Nasıl olsa haftayı kapattığından, beyaz gömlek, kravat, takım elbise, beş bıçaklı jilet ve tıraş köpüğüne bir sonraki pazartesiye kadar veda ederken, onları özlemeyeceğine emindi. Soğuk buğday birasıyla baharatlı patates cipsini açtı, salon camının önündeki rahat koltuğuna kuruldu, turuncu filtreli sigarasını da yaktı. Önündeki beş günü düşündükçe gevşedi, sigarasından çıkan dumanın tavana doğru gidişini izledi, keyiflendi. Telefonundaki eşleştirme uygulamasından hoşuna gidebilecek birileri var mı diye bakmaya başladı. Fazla uzağa gitmeye niyeti olmadığından uygulamanın “Yakında Arama” özelliğini aktif hale getirdi çünkü Şefik’e göre en iyi av, yakında olandı. Birkaç umutsuz girişimden sonra, yaklaşık iki kilometre mesafede Duygu adında biriyle sohbet koyulaşmaya başladı. Dolaptan sert bir Alman birası aldı bu sefer. Açtığı gibi kafaya dikti. Bıyığında kalan köpüğün de diliyle icabına baktı.

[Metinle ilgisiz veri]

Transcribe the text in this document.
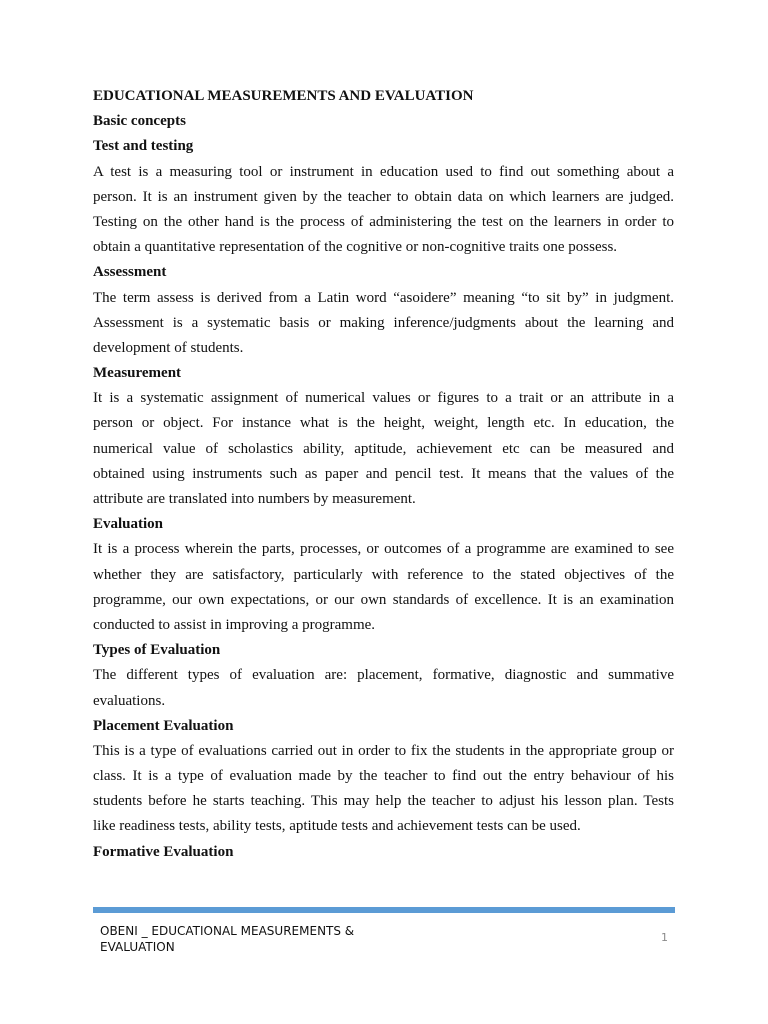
EDUCATIONAL MEASUREMENTS AND EVALUATION
Basic concepts
Test and testing
A test is a measuring tool or instrument in education used to find out something about a
person. It is an instrument given by the teacher to obtain data on which learners are judged.
Testing on the other hand is the process of administering the test on the learners in order to
obtain a quantitative representation of the cognitive or non-cognitive traits one possess.
Assessment
The term assess is derived from a Latin word “asoidere” meaning “to sit by” in judgment.
Assessment is a systematic basis or making inference/judgments about the learning and
development of students.
Measurement
It is a systematic assignment of numerical values or figures to a trait or an attribute in a
person or object. For instance what is the height, weight, length etc. In education, the
numerical value of scholastics ability, aptitude, achievement etc can be measured and
obtained using instruments such as paper and pencil test. It means that the values of the
attribute are translated into numbers by measurement.
Evaluation
It is a process wherein the parts, processes, or outcomes of a programme are examined to see
whether they are satisfactory, particularly with reference to the stated objectives of the
programme, our own expectations, or our own standards of excellence. It is an examination
conducted to assist in improving a programme.
Types of Evaluation
The different types of evaluation are: placement, formative, diagnostic and summative
evaluations.
Placement Evaluation
This is a type of evaluations carried out in order to fix the students in the appropriate group or
class. It is a type of evaluation made by the teacher to find out the entry behaviour of his
students before he starts teaching. This may help the teacher to adjust his lesson plan. Tests
like readiness tests, ability tests, aptitude tests and achievement tests can be used.
Formative Evaluation
OBENI _ EDUCATIONAL MEASUREMENTS &
EVALUATION
1
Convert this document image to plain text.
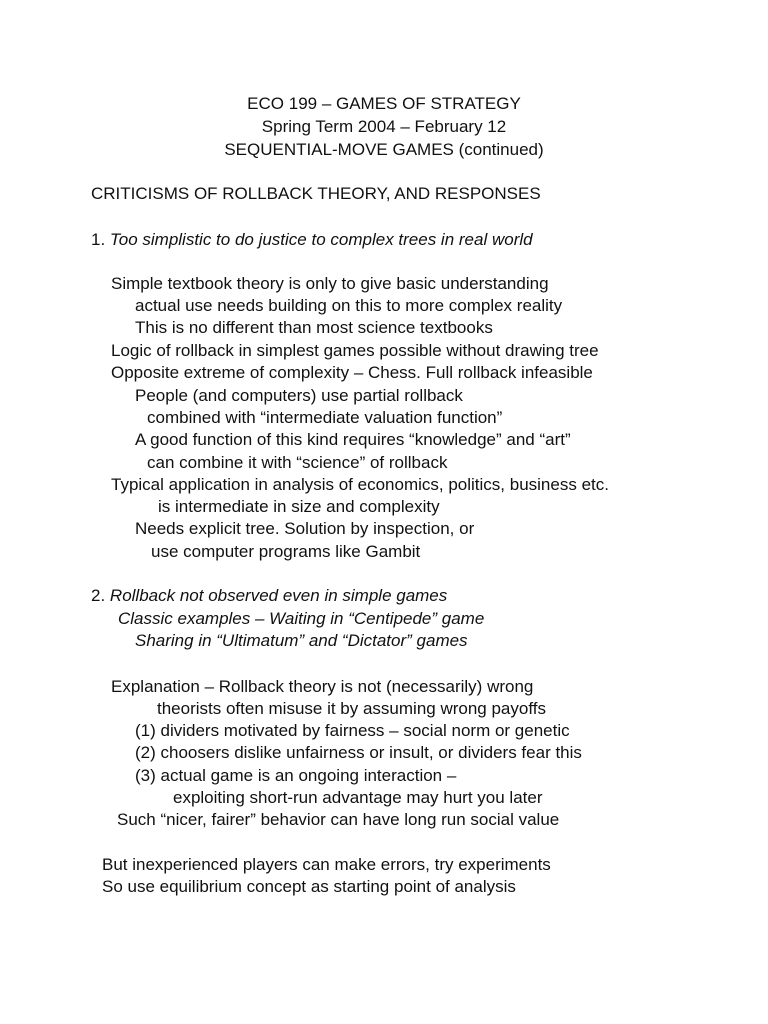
ECO 199 – GAMES OF STRATEGY
Spring Term 2004 – February 12
SEQUENTIAL-MOVE GAMES (continued)
CRITICISMS OF ROLLBACK THEORY, AND RESPONSES
1. Too simplistic to do justice to complex trees in real world
Simple textbook theory is only to give basic understanding
actual use needs building on this to more complex reality
This is no different than most science textbooks
Logic of rollback in simplest games possible without drawing tree
Opposite extreme of complexity – Chess. Full rollback infeasible
People (and computers) use partial rollback
combined with “intermediate valuation function”
A good function of this kind requires “knowledge” and “art”
can combine it with “science” of rollback
Typical application in analysis of economics, politics, business etc.
is intermediate in size and complexity
Needs explicit tree. Solution by inspection, or
use computer programs like Gambit
2. Rollback not observed even in simple games
Classic examples – Waiting in “Centipede” game
Sharing in “Ultimatum” and “Dictator” games
Explanation – Rollback theory is not (necessarily) wrong
theorists often misuse it by assuming wrong payoffs
(1) dividers motivated by fairness – social norm or genetic
(2) choosers dislike unfairness or insult, or dividers fear this
(3) actual game is an ongoing interaction –
exploiting short-run advantage may hurt you later
Such “nicer, fairer” behavior can have long run social value
But inexperienced players can make errors, try experiments
So use equilibrium concept as starting point of analysis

Duygu birkaç mesajdan sonra Şefik’in yarın görüşme teklifine olumlu yanıt verdi. Bu ve benzeri platformlardan ötürü başına geçen yıl az kalsın iş açılıyordu. Aysun’la da bu tarz bir uygulama sayesinde tanışmışlar ve kısa zamanda sevgili olmuşlardı. Şefik’in ciddi bir niyeti yoktu, gönül eğlendiriyordu. Ama Aysun’un bundan haberi yoktu, Şefik basbayağı kandırmıştı onu. Kız da haklı olarak çok içerlemiş, öfkelenmişti. Polise yalan yanlış ihbarlarla Şefik’i huzursuz ediyor, arabasının üzerinde anahtarla “Hayat kısa kuşlar uçuyor” yazıp kaputuna bir kuş resmi bile çiziyordu. Tedirgin olmuştu Şefik bir süre. Daha sonra kendiliğinden Şefik’e karşı olan nefreti sönmüş olacak ki, bir daha uğraşmadı onunla.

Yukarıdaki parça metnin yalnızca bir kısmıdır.